By deepening its domestic repression, pressuring a democratic Taiwan, and coercing countries that criticized or resisted the Chinese Communist Party, Beijing created a wave of diplomatic blowback. China’s favorability ratings have plummeted in Europe and East Asia, and the European Union has labeled it a ‘systemic rival.’ More and more advanced democracies have opted, implicitly or explicitly, to avoid using the Chinese telecommunications giant Huawei in their critical digital infrastructure.

Like the previous Cold War, certains points of competition will take place in Latin America, Central and Southeast Asia, Africa, and the Middle East. These countries tend to be more institutionally fragile, susceptible to large-scale corruption, and less economically developed. Brands argues that these factors make the “offer of Chinese loans (even predatory ones) or low-cost digital infrastructure more attractive.”

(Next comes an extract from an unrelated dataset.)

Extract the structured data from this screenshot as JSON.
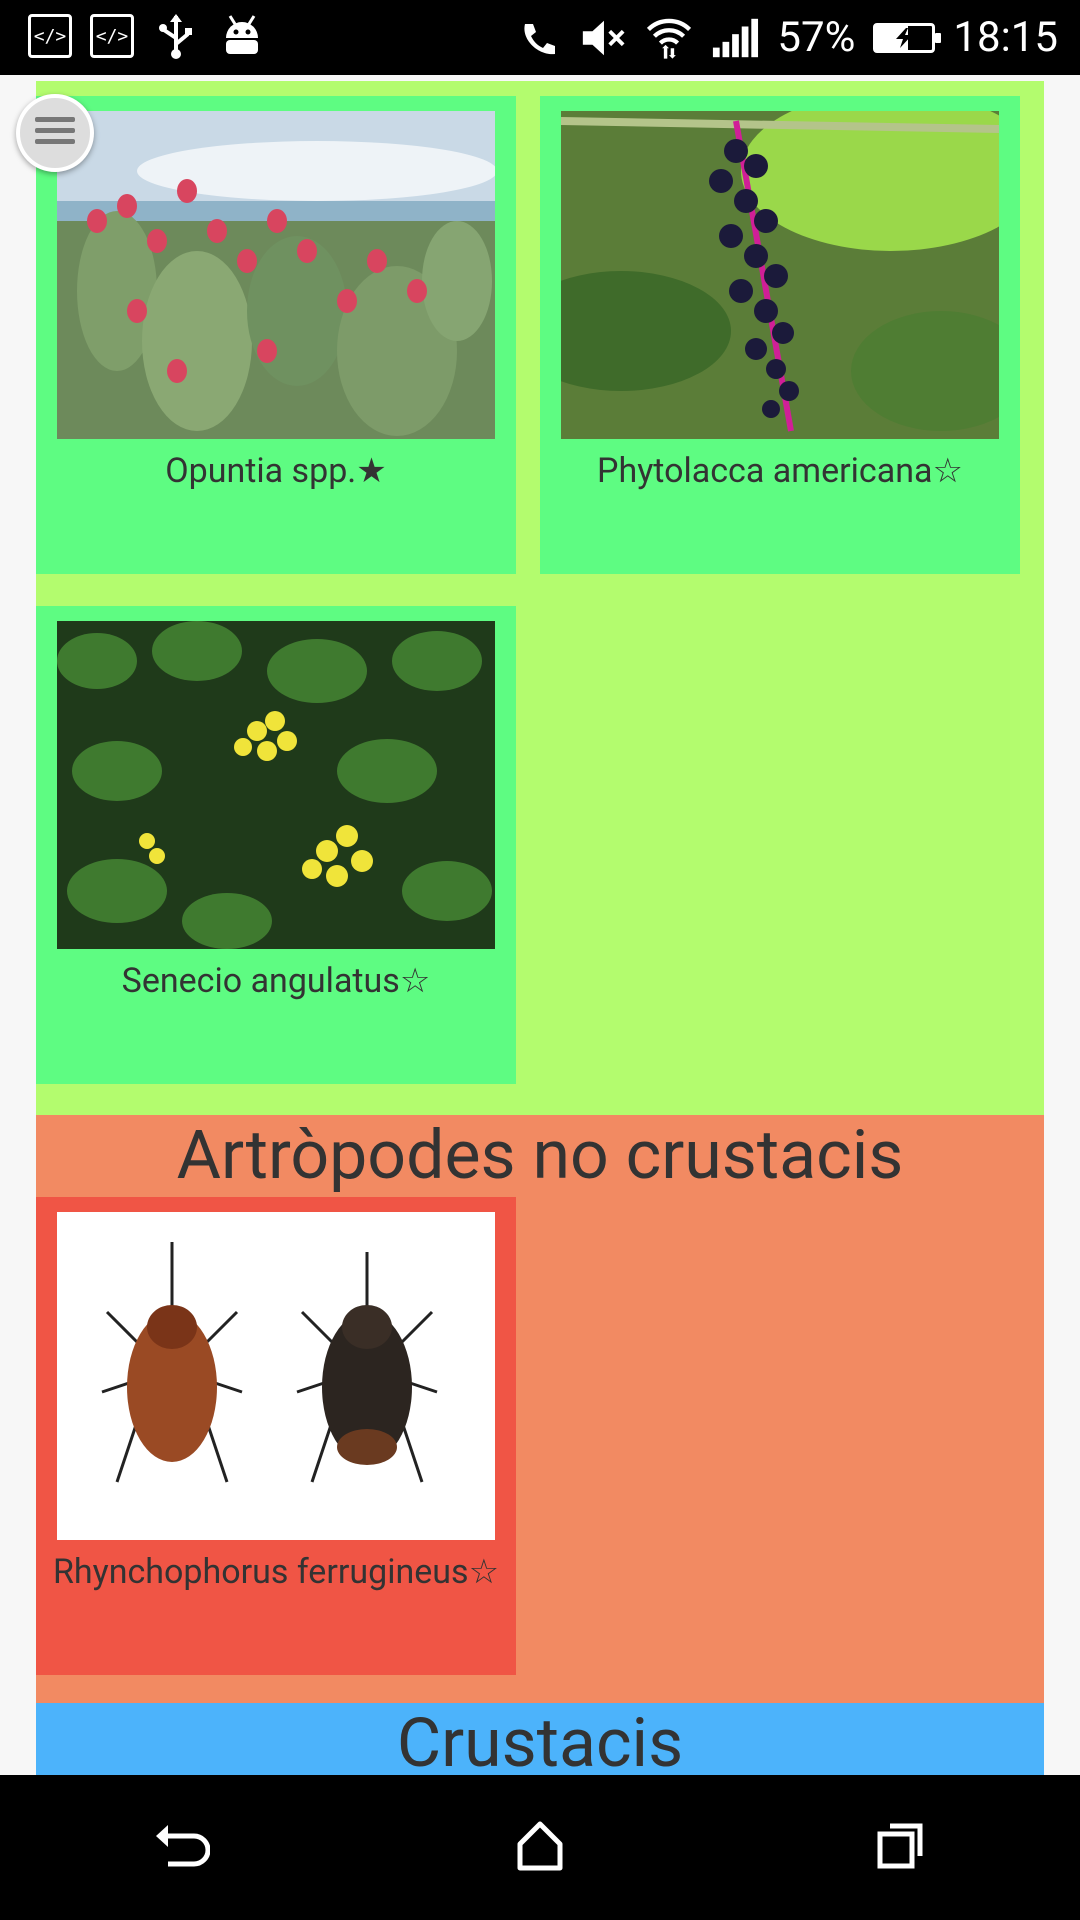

Brands added some more historical context to the Third World’s potential attraction to a Chinese political order:

Thanks to their historical experience of colonialism and foreign intervention (sometimes at the hands of Washington), developing nations tend to favor the norm of nonintervention in the internal affairs of other states, and are less inclined to condemn the authoritarian abuses of the Chinese Communist Party. The quest for influence in the global south is thus at the heart of Beijing’s geopolitical strategy.

Whatever economic disadvantages Third World countries have, they make it up in numbers, which play crucial roles in international bodies such as the United Nations Human Rights Council. For China to control these institutions, they will need votes from Third World countries.

China’s renowned Belt and Road initiative has the goal of connecting emerging markets along diplomatic, economic, military, and technological lines. For Beijing, establishing a sphere of influence in developing regions is how it can match the U.S. in terms of power and influence on the world stage.

China has also established a Digital Silk Road so that it can integrate countries into its technological network. As BLP previously reported, Chinese nationals have also been involved in helping Mexican drug cartels launder money, thus destabilizing the U.S. in an indirect manner. While these activities may not be directly coordinated by the CCP, they could be hypothetically exploited by the Chinese government in the near future. After all, we’re dealing with a Chinese government that does whatever it takes to spread its influence.

Democratic nations have responded to the rise of China with the establishment of the Quad —  a security forum dedicated to maintaining a free Indo-Pacific. In addition to securing free shipping lanes, the Quad may likely function as a coalition to balance an ascendant China.

This should be the strategy going forward. Ever since China abandoned its Maoist experiment, it has taken a distinct path of pursuing economic growth and industrial development. In turn, it has used its economic gains to build a stronger military and build itself up as the next power that will challenge the U.S.

The U.S. should make sure to re-shore its alliances in East Asia and use clever diplomacy to build balancing coalitions with East Asian countries, India, and even Russia to keep China in check.